Most of the D. aurculata also grew in the more open, grassy areas of the seep, with the D. peltata mainly growing under Kunzea shrubs. I am not sure what altitude D. auriculata grows to in the ACT, but I have seen D. peltata growing right up to 1400 meters in Corin forest. In this area, I have found D. peltata growing in what seems to be a permanant seep on the side of a hill at Smoker's Gap (photo at left; note clump of Sphagnum cristatum at top center). The plants themselves again occur in a relatively small area here. It is very easy to overlook them because of the amount of grasses and herbs they grow with. Their leaves also tend to be rather small and few traps are active at any one time - most have already become exhausted from prey capture.
Drosera peltata var. gracilis at Smoker's Gap, ca. 1400 meters elevation.
The photo below shows an important diagnostic feature for Drosera peltata that is useful in separating it from D. auriculata in many cases.
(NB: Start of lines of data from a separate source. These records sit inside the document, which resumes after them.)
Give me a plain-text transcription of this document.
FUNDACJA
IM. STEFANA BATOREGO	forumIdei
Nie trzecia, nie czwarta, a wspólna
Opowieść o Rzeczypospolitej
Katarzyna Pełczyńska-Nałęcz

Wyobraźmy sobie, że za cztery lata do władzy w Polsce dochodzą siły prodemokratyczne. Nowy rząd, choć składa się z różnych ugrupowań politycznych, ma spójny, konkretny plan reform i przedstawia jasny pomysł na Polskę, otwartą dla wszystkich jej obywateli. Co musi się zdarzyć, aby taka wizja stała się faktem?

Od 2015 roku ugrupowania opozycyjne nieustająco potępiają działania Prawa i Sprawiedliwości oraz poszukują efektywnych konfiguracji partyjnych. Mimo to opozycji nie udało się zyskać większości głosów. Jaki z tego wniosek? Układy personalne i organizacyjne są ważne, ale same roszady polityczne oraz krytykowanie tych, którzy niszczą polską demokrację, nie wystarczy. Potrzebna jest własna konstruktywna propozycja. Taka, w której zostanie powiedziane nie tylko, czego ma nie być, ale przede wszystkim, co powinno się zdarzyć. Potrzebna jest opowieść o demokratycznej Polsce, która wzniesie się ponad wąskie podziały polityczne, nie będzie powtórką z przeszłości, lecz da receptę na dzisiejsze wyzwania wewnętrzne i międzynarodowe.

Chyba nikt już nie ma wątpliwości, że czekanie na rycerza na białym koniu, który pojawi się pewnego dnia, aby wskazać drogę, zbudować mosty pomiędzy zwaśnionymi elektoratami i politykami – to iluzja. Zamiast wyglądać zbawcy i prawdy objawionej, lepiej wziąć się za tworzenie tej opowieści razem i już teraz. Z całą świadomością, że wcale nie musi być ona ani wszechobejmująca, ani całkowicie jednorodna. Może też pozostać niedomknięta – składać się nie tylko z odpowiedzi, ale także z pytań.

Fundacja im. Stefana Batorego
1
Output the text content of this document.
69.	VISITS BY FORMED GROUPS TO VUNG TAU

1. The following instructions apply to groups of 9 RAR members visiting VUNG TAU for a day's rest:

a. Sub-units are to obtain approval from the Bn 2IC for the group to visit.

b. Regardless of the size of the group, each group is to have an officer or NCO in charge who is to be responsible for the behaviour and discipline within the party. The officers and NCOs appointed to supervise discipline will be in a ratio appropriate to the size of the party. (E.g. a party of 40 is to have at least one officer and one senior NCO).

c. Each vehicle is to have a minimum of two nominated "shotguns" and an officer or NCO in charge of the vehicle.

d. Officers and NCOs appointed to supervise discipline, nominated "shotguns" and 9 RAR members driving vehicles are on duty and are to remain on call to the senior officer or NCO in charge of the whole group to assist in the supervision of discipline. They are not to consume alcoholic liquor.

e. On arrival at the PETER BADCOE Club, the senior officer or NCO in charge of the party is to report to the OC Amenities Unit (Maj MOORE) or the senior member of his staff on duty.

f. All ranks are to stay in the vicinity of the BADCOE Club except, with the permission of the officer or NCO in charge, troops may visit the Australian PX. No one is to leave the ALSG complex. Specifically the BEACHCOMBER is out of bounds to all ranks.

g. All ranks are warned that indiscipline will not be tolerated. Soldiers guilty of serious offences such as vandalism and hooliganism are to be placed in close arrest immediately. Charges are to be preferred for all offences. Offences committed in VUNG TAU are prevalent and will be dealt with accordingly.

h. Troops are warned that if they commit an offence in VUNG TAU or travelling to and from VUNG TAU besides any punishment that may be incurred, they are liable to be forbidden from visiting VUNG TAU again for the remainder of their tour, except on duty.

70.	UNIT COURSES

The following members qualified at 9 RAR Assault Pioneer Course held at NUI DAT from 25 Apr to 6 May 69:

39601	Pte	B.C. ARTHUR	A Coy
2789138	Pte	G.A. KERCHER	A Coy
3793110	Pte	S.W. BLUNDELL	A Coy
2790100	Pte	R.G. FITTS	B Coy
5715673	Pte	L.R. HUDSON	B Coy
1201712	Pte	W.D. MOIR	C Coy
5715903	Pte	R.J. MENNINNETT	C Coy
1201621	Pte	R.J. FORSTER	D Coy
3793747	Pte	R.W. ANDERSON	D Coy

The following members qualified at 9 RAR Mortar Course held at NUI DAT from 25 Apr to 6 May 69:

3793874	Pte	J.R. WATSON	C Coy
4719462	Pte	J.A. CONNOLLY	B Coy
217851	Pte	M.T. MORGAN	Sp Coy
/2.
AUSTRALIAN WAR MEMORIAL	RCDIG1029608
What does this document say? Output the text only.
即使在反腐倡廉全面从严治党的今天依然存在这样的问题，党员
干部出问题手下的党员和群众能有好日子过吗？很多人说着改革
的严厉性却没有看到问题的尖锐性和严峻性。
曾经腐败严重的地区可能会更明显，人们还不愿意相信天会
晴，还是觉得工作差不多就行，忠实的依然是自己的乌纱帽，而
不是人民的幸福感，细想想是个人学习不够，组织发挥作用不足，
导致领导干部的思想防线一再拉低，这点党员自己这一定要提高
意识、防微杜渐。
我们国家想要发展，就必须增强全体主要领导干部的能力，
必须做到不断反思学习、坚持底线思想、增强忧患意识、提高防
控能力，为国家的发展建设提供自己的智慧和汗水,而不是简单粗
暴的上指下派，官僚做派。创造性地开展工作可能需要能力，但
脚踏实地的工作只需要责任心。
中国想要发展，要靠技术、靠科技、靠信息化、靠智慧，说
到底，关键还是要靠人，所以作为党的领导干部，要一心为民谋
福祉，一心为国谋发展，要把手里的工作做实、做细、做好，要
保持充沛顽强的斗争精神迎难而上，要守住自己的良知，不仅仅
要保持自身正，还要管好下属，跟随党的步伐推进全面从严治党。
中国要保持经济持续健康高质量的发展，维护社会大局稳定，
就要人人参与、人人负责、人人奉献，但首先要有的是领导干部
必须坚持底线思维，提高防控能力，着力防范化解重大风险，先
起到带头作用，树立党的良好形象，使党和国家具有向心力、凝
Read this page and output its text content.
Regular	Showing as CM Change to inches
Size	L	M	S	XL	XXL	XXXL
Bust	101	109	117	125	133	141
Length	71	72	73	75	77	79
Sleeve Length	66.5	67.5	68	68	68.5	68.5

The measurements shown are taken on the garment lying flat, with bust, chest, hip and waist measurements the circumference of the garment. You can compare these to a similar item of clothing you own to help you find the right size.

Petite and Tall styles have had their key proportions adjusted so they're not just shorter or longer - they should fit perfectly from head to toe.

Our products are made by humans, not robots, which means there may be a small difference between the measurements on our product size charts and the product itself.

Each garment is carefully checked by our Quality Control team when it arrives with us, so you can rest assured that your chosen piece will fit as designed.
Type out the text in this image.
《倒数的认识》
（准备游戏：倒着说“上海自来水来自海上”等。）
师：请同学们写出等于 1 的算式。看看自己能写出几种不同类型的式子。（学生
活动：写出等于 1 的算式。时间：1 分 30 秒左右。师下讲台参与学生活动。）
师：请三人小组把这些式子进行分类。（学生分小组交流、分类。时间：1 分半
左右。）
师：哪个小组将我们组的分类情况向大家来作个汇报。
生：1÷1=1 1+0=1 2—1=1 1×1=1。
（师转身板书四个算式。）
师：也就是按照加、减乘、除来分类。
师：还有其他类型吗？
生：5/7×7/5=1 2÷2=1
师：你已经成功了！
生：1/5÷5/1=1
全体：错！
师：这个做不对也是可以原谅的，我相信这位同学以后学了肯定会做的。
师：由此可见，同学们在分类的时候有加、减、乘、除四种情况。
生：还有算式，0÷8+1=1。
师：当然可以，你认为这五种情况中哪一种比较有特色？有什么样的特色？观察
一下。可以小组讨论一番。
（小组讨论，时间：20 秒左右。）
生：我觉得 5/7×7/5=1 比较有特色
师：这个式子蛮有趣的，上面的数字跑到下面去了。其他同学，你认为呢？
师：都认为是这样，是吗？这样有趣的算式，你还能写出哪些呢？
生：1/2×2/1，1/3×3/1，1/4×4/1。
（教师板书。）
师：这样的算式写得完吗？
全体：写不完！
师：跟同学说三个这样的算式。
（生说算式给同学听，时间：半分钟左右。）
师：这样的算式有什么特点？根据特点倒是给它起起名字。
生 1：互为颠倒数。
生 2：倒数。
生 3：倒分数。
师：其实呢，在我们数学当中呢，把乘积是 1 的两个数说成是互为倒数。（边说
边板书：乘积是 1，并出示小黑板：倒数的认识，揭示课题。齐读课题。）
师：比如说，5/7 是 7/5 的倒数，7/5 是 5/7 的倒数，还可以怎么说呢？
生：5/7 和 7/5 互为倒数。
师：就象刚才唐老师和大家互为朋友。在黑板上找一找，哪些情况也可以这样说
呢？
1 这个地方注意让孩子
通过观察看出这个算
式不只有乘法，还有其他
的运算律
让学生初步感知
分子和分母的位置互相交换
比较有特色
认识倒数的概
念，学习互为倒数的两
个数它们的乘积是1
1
Note the fuzzy or hairy appearance of the sepals? The fuzzyness is caused by trichomes that are present, for the most part, only in D. peltata and not in D. auriculata.
Utricularia dichotoma flowers at Smoker's Gap, 1400 meters.
I am reasonably confidant that both Drosera will also occur much higher up. I am also hopeful that another, as yet unrecorded species for the ACT region (D. arcturi) will occur there as well. Hopefully, I'll have a chance to get up into the mountains in coming weeks. I tried to yesterday, but a severe thunderstorm hit just as we got to where the D. peltata grow. We turned around when 2-3 cm (1") hail started falling - I had no intention of ruining my car! We got home just as the storm hit the Tuggeranong area, but only pea hail fell here.
**Update from 24 April 2011***
I took a quick trip up to the high alpine in the Brindabellas and walked down to the Sphagnum cristatum heath at the foot of Mount Ginini. I had hoped to find Drosera arcturi here, but the habitat is entirely different to where I have seen D. arcuturi in Tasmania. Instead of open, low heath (tarns), the Ginini wetlands are comprised of dense Sphagnum hummocks (many of which were killed in the 2003 bushfires) and dense heath vegetation up to 1 meter in height. I have not given up on finding D. arcturi there yet, but it will take a lot of fieldwork next season to be sure if it is not there.